Ciné-musique n°3 : Joker (2019) de Hildur Guðnadóttir

JokerTout a déjà été dit, ou presque, sur Joker, le film de Todd Phillips : flamboyante réussite pour les uns, supercherie et surestimation pour d’autres, le long métrage flirte à ce jour (deux semaines après sa sortie) avec les 3 millions d’entrée sur le sol français. On a vu pire. Et l’on peut raisonnablement penser que cette pépite cinématographique (#vousavezcomprisdansquelcampjesuis) va poursuivre son chemin pendant encore bien des semaines. Rien d’étonnant, compte-tenu de la très haute tenue de ce film.

En premier lieu, il y a évidemment la performance ahurissante de Joaquin Phoenix. On le savait déjà un immense acteur, pour ses prestations en Commode (l’empereur romain, pas le meuble hein) dans Gladiator (2000), en Johnny Cash dans Walk the line (2005), chez James Gray dans La nuit nous appartient (2007), Two lovers (2008) ou The immigrant (2013), ou encore chez Paul Thomas Anderson dans Inherent Vice (2014). Cet homme est une bête d’écran, et Joker lui permet, une nouvelle fois, de déployer ses talents dans la peau d’un des pires méchants que la littérature et le cinéma ait porté. Une performance haut de gamme, qui surpasse et diffère de celle d’Heath Ledger dans The Dark Knight (2008) de Christopher Nolan. Là ou Heath Ledger campe un Joker malsain et totalement barré, Joaquin Phoenix se métamorphose sous nos yeux en deux heures de temps : deux heures pour passer de l’insignifiant et presque attachant Arthur Fleck au monstre fou qu’est le Joker.

La métamorphose est d’autant plus perturbante et percutante qu’elle est portée par une réalisation et une photographie sans faille. Je ne cache pas avoir eu les pires craintes il y a quelques mois, en apprenant que Todd Phillips avait en mains ce projet. Oui, le Todd Phillips des Very Bad Trip, qui change ici totalement de registre et montre ce qu’il sait vraiment faire avec une caméra. Le film est d’une noirceur absolue, d’un désespoir sans faille, dans une société qui met à son ban les faibles, les ratés, les discrets, les marginaux, les asociaux. Une société qui violente ses oubliés et qui, de ce fait, crée ses propres monstres en exacerbant les violences et les déséquilibres psychotiques larvés. Un Taxi Driver de notre temps. Todd Phillips écrit son histoire à grands coups de plans rapprochés sur les visages, de plans plus larges d’une beauté saisissante, et aussi de travellings d’Arthur/Joker courant dans les rues comme autant de couloirs qui le conduiront vers sa propre folie. Un enfermement total, un monde sans issue. Le monde du Joker.

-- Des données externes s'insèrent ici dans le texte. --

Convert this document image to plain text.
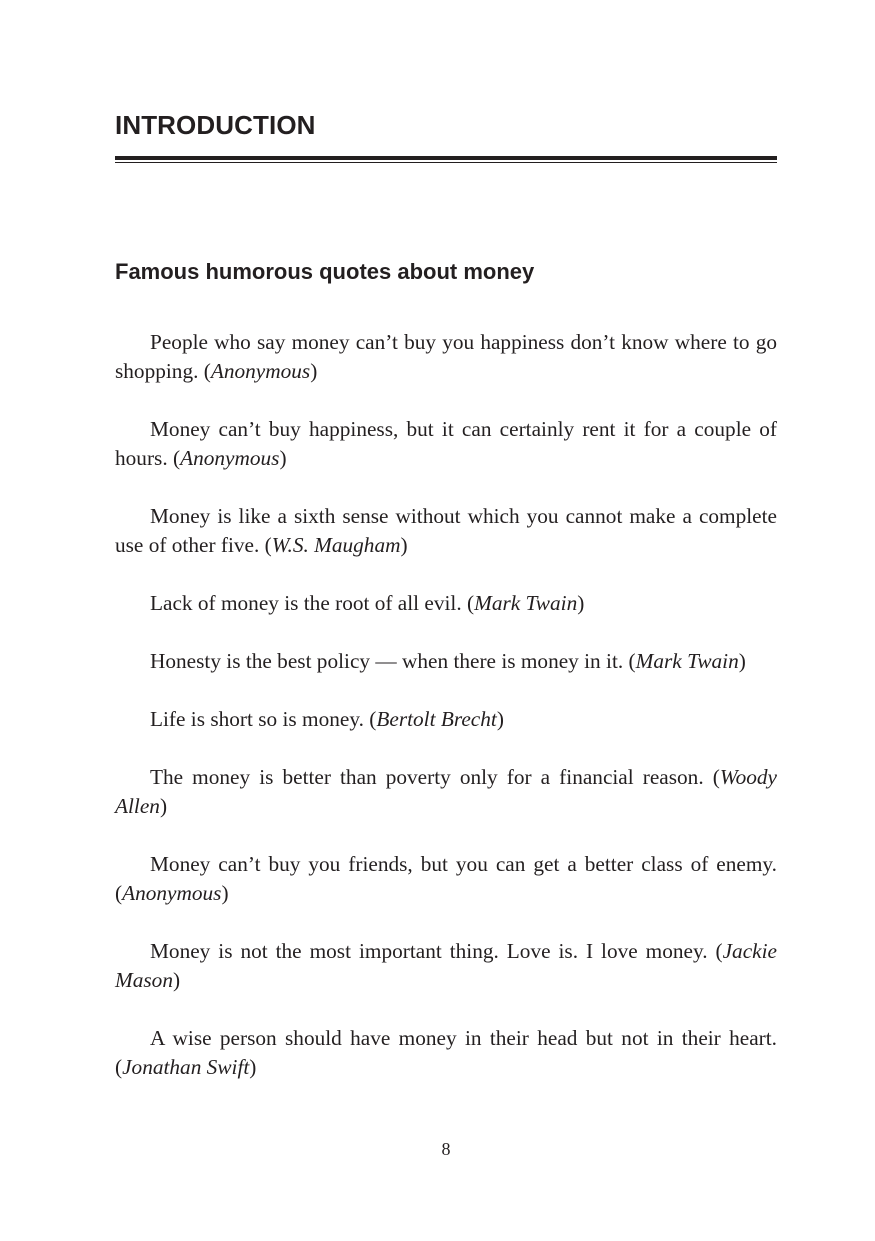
INTRODUCTION
Famous humorous quotes about money

People who say money can’t buy you happiness don’t know where to go shopping. (Anonymous)

Money can’t buy happiness, but it can certainly rent it for a couple of hours. (Anonymous)

Money is like a sixth sense without which you cannot make a complete use of other five. (W.S. Maugham)

Lack of money is the root of all evil. (Mark Twain)

Honesty is the best policy — when there is money in it. (Mark Twain)

Life is short so is money. (Bertolt Brecht)

The money is better than poverty only for a financial reason. (Woody Allen)

Money can’t buy you friends, but you can get a better class of enemy. (Anonymous)

Money is not the most important thing. Love is. I love money. (Jackie Mason)

A wise person should have money in their head but not in their heart. (Jonathan Swift)

8
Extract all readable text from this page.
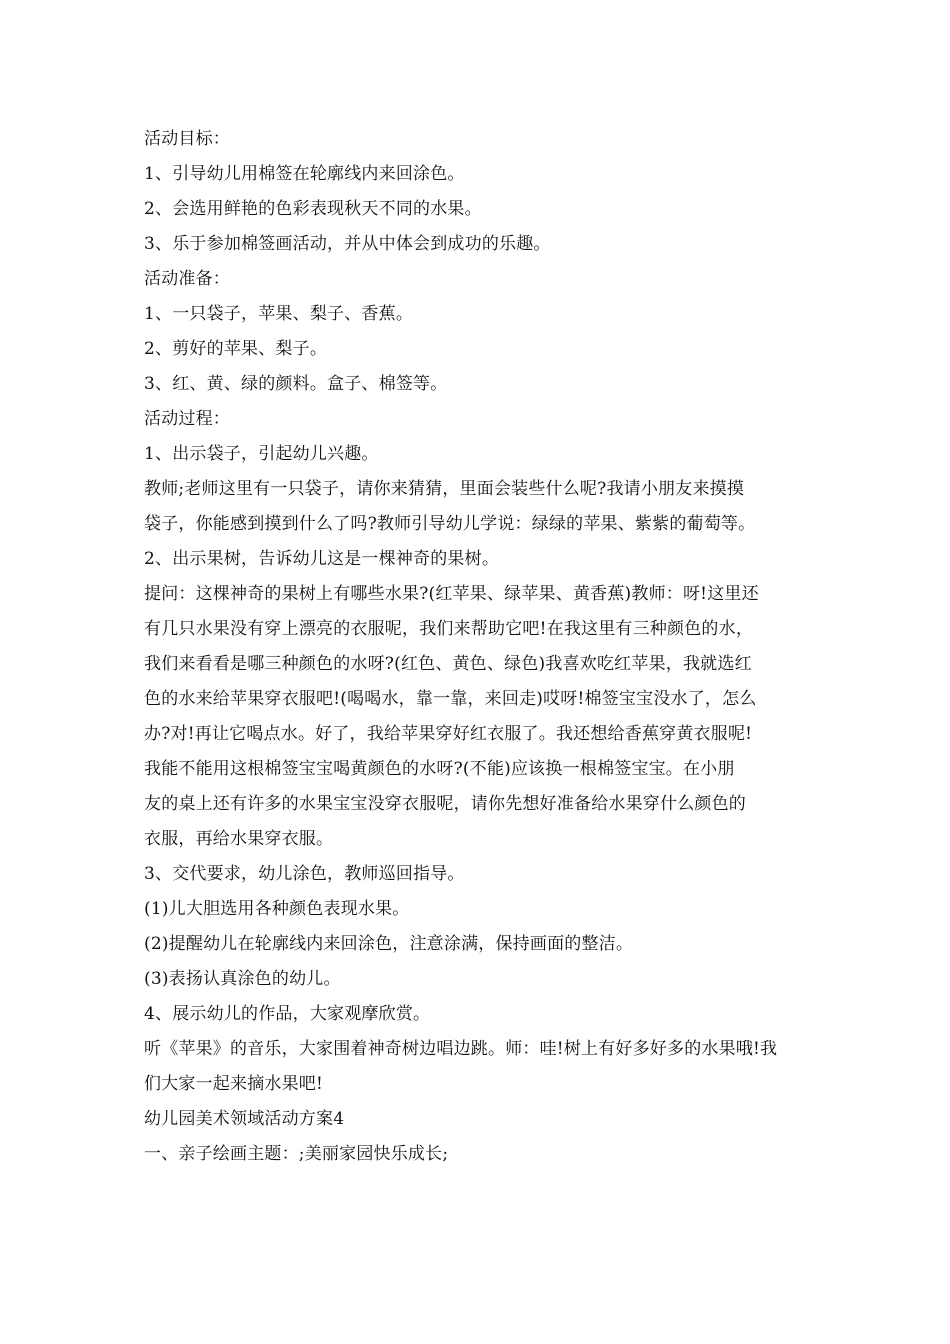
活动目标：
1、引导幼儿用棉签在轮廓线内来回涂色。
2、会选用鲜艳的色彩表现秋天不同的水果。
3、乐于参加棉签画活动，并从中体会到成功的乐趣。
活动准备：
1、一只袋子，苹果、梨子、香蕉。
2、剪好的苹果、梨子。
3、红、黄、绿的颜料。盒子、棉签等。
活动过程：
1、出示袋子，引起幼儿兴趣。
教师;老师这里有一只袋子，请你来猜猜，里面会装些什么呢?我请小朋友来摸摸
袋子，你能感到摸到什么了吗?教师引导幼儿学说：绿绿的苹果、紫紫的葡萄等。
2、出示果树，告诉幼儿这是一棵神奇的果树。
提问：这棵神奇的果树上有哪些水果?(红苹果、绿苹果、黄香蕉)教师：呀!这里还
有几只水果没有穿上漂亮的衣服呢，我们来帮助它吧!在我这里有三种颜色的水，
我们来看看是哪三种颜色的水呀?(红色、黄色、绿色)我喜欢吃红苹果，我就选红
色的水来给苹果穿衣服吧!(喝喝水，靠一靠，来回走)哎呀!棉签宝宝没水了，怎么
办?对!再让它喝点水。好了，我给苹果穿好红衣服了。我还想给香蕉穿黄衣服呢!
我能不能用这根棉签宝宝喝黄颜色的水呀?(不能)应该换一根棉签宝宝。在小朋
友的桌上还有许多的水果宝宝没穿衣服呢，请你先想好准备给水果穿什么颜色的
衣服，再给水果穿衣服。
3、交代要求，幼儿涂色，教师巡回指导。
(1)儿大胆选用各种颜色表现水果。
(2)提醒幼儿在轮廓线内来回涂色，注意涂满，保持画面的整洁。
(3)表扬认真涂色的幼儿。
4、展示幼儿的作品，大家观摩欣赏。
听《苹果》的音乐，大家围着神奇树边唱边跳。师：哇!树上有好多好多的水果哦!我
们大家一起来摘水果吧!
幼儿园美术领域活动方案4
一、亲子绘画主题：;美丽家园快乐成长;
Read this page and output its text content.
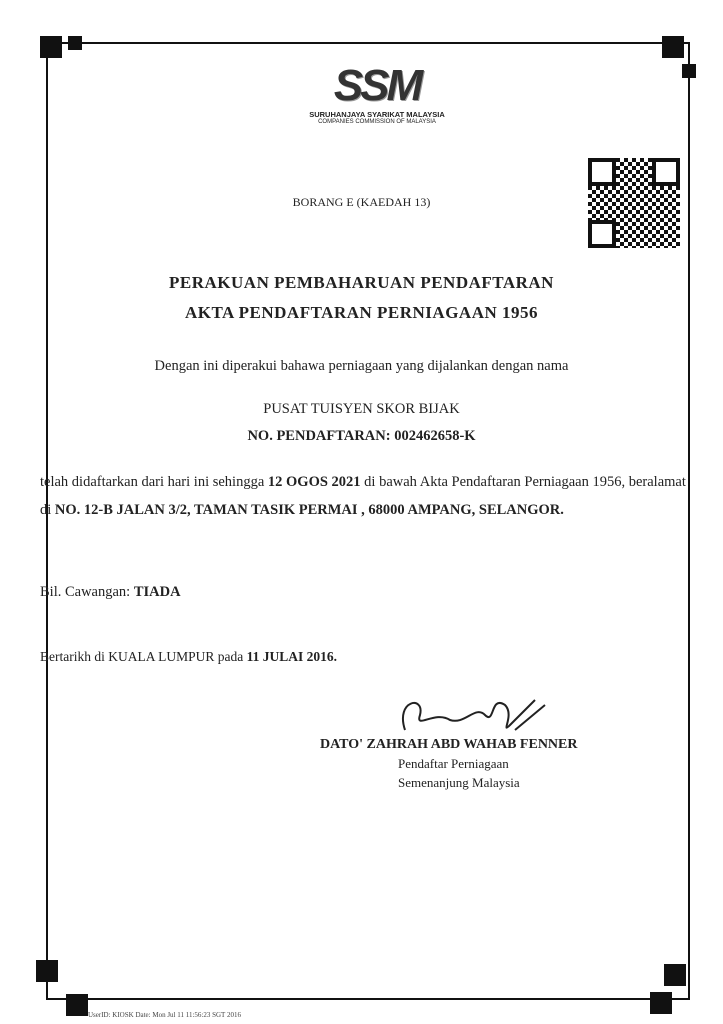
SSM
SURUHANJAYA SYARIKAT MALAYSIA
COMPANIES COMMISSION OF MALAYSIA
BORANG E (KAEDAH 13)
PERAKUAN PEMBAHARUAN PENDAFTARAN
AKTA PENDAFTARAN PERNIAGAAN 1956
Dengan ini diperakui bahawa perniagaan yang dijalankan dengan nama
PUSAT TUISYEN SKOR BIJAK
NO. PENDAFTARAN: 002462658-K
telah didaftarkan dari hari ini sehingga 12 OGOS 2021 di bawah Akta Pendaftaran Perniagaan 1956, beralamat di NO. 12-B JALAN 3/2, TAMAN TASIK PERMAI , 68000 AMPANG, SELANGOR.
Bil. Cawangan: TIADA
Bertarikh di KUALA LUMPUR pada 11 JULAI 2016.
DATO' ZAHRAH ABD WAHAB FENNER
Pendaftar Perniagaan
Semenanjung Malaysia
UserID: KIOSK Date: Mon Jul 11 11:56:23 SGT 2016
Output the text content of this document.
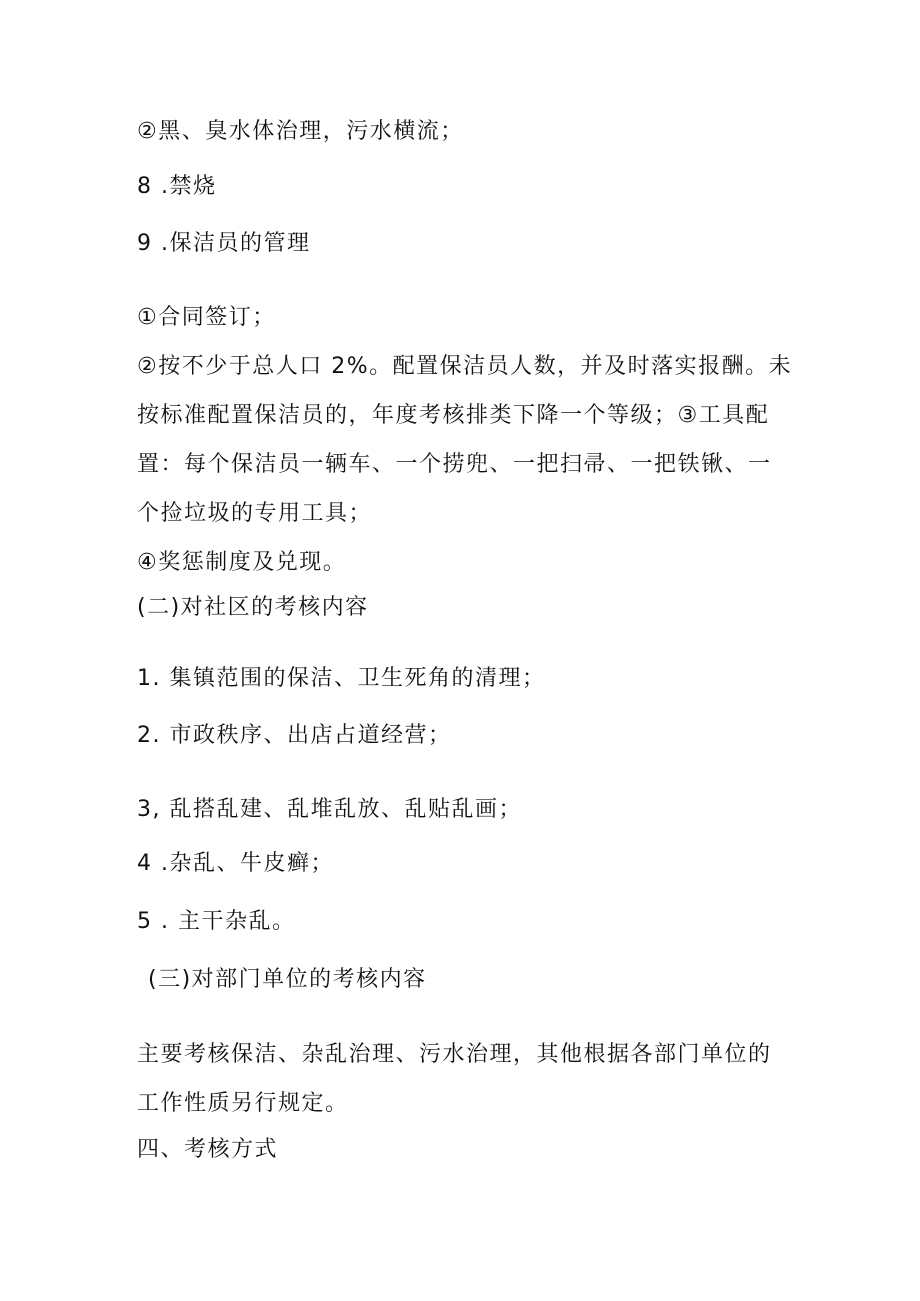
②黑、臭水体治理，污水横流；
8 .禁烧
9 .保洁员的管理
①合同签订；
②按不少于总人口 2%。配置保洁员人数，并及时落实报酬。未
按标准配置保洁员的，年度考核排类下降一个等级；③工具配
置：每个保洁员一辆车、一个捞兜、一把扫帚、一把铁锹、一
个捡垃圾的专用工具；
④奖惩制度及兑现。
(二)对社区的考核内容
1. 集镇范围的保洁、卫生死角的清理；
2. 市政秩序、出店占道经营；
3, 乱搭乱建、乱堆乱放、乱贴乱画；
4 .杂乱、牛皮癣；
5 . 主干杂乱。
(三)对部门单位的考核内容
主要考核保洁、杂乱治理、污水治理，其他根据各部门单位的
工作性质另行规定。
四、考核方式
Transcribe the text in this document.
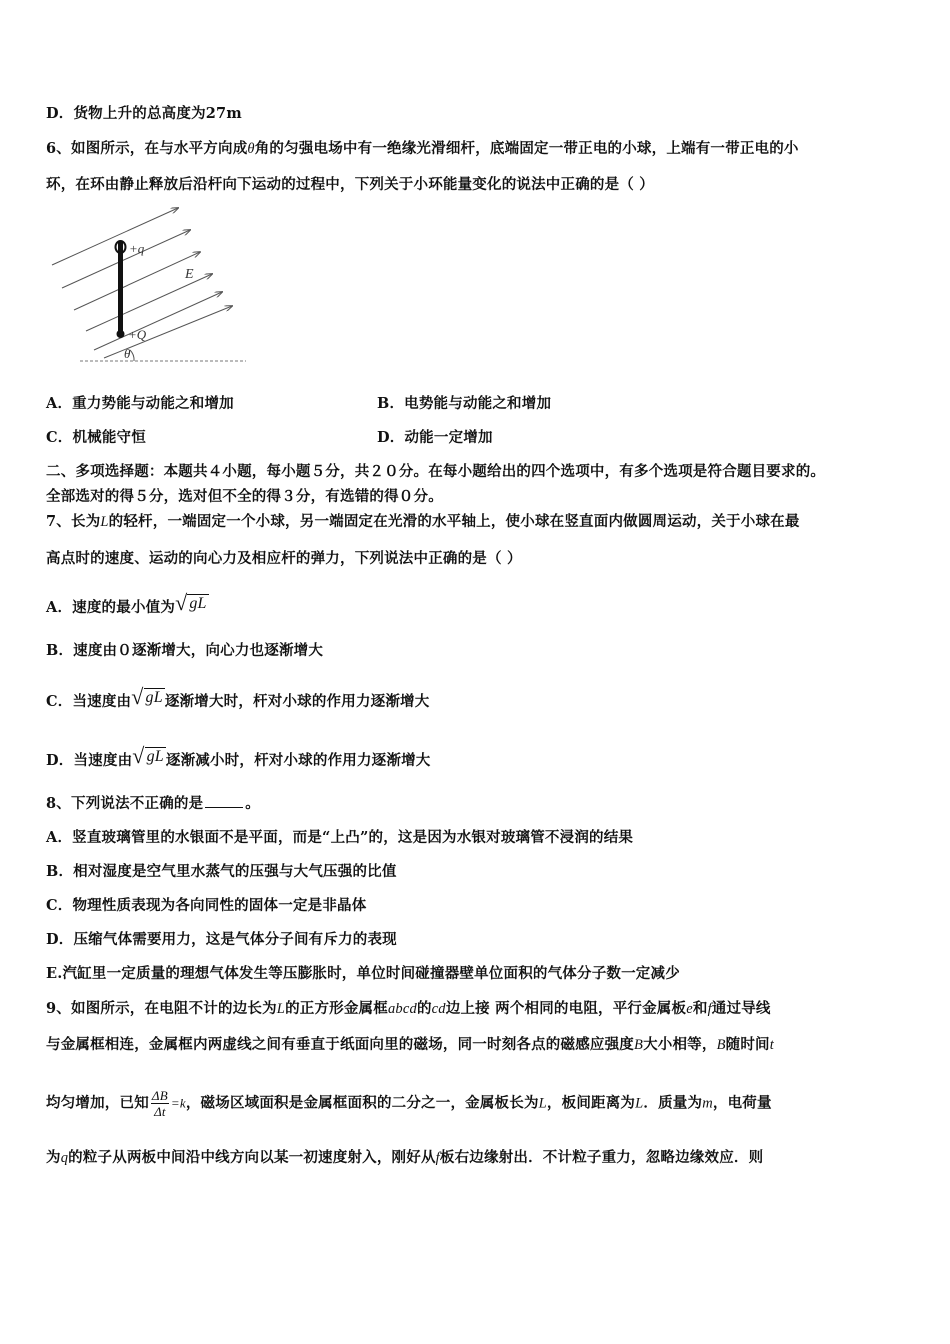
D．货物上升的总高度为27m
6、如图所示，在与水平方向成θ角的匀强电场中有一绝缘光滑细杆，底端固定一带正电的小球，上端有一带正电的小
环，在环由静止释放后沿杆向下运动的过程中，下列关于小环能量变化的说法中正确的是（ ）
+q
+Q
E
θ
A．重力势能与动能之和增加	B．电势能与动能之和增加
C．机械能守恒	D．动能一定增加
二、多项选择题：本题共４小题，每小题５分，共２０分。在每小题给出的四个选项中，有多个选项是符合题目要求的。
全部选对的得５分，选对但不全的得３分，有选错的得０分。
7、长为L的轻杆，一端固定一个小球，另一端固定在光滑的水平轴上，使小球在竖直面内做圆周运动，关于小球在最
高点时的速度、运动的向心力及相应杆的弹力，下列说法中正确的是（ ）
A．速度的最小值为√ gL
B．速度由０逐渐增大，向心力也逐渐增大
C．当速度由√ gL 逐渐增大时，杆对小球的作用力逐渐增大
D．当速度由√ gL 逐渐减小时，杆对小球的作用力逐渐增大
8、下列说法不正确的是	。
A．竖直玻璃管里的水银面不是平面，而是“上凸”的，这是因为水银对玻璃管不浸润的结果
B．相对湿度是空气里水蒸气的压强与大气压强的比值
C．物理性质表现为各向同性的固体一定是非晶体
D．压缩气体需要用力，这是气体分子间有斥力的表现
E.汽缸里一定质量的理想气体发生等压膨胀时，单位时间碰撞器壁单位面积的气体分子数一定减少
9、如图所示，在电阻不计的边长为L的正方形金属框abcd的cd边上接 两个相同的电阻，平行金属板e和f通过导线
与金属框相连，金属框内两虚线之间有垂直于纸面向里的磁场，同一时刻各点的磁感应强度B大小相等，B随时间t
均匀增加，已知 $\frac{\Delta B}{\Delta t} =k$，磁场区域面积是金属框面积的二分之一，金属板长为L，板间距离为L．质量为m，电荷量
为q的粒子从两板中间沿中线方向以某一初速度射入，刚好从f板右边缘射出．不计粒子重力，忽略边缘效应．则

Ce film serait-il aussi percutant et efficace sans sa bande-son ? Rien de moins sûr. Il y a d’abord le son, hors de la bande originale. Fait de micro-bruits presque imperceptibles et du rire glaçant du Joker, il ponctue de bout en bout le long métrage. On n’y fait pas forcément attention du premier coup. Ensuite, c’est une autre histoire. Aussi et surtout, il y a la bande originale, composée par Hildur Guðnadóttir. Cette violoncelliste et compositrice islandaise (décidément, on n’en sort pas de l’Islande) est en activité depuis une quinzaine d’années. De formation classique, elle a collaboré avec des groupes tels que Pan Sonic, Múm ou Animal Collective. Cinq albums studio au compteur, des collaborations à ne plus les comptabiliser et une grosse poignée de bandes originales. A 37 ans, voilà déjà un brillant CV. Récemment, on a pu profiter du talent de Hildur Guðnadóttir sur la BO de l’excellente mini-série de HBO, Chernobyl (2019). Petite digression : si vous n’avez pas vu cette merveille télévisuelle, faite de réalisme, d’effroi et de maîtrise totale, jetez-vous dessus.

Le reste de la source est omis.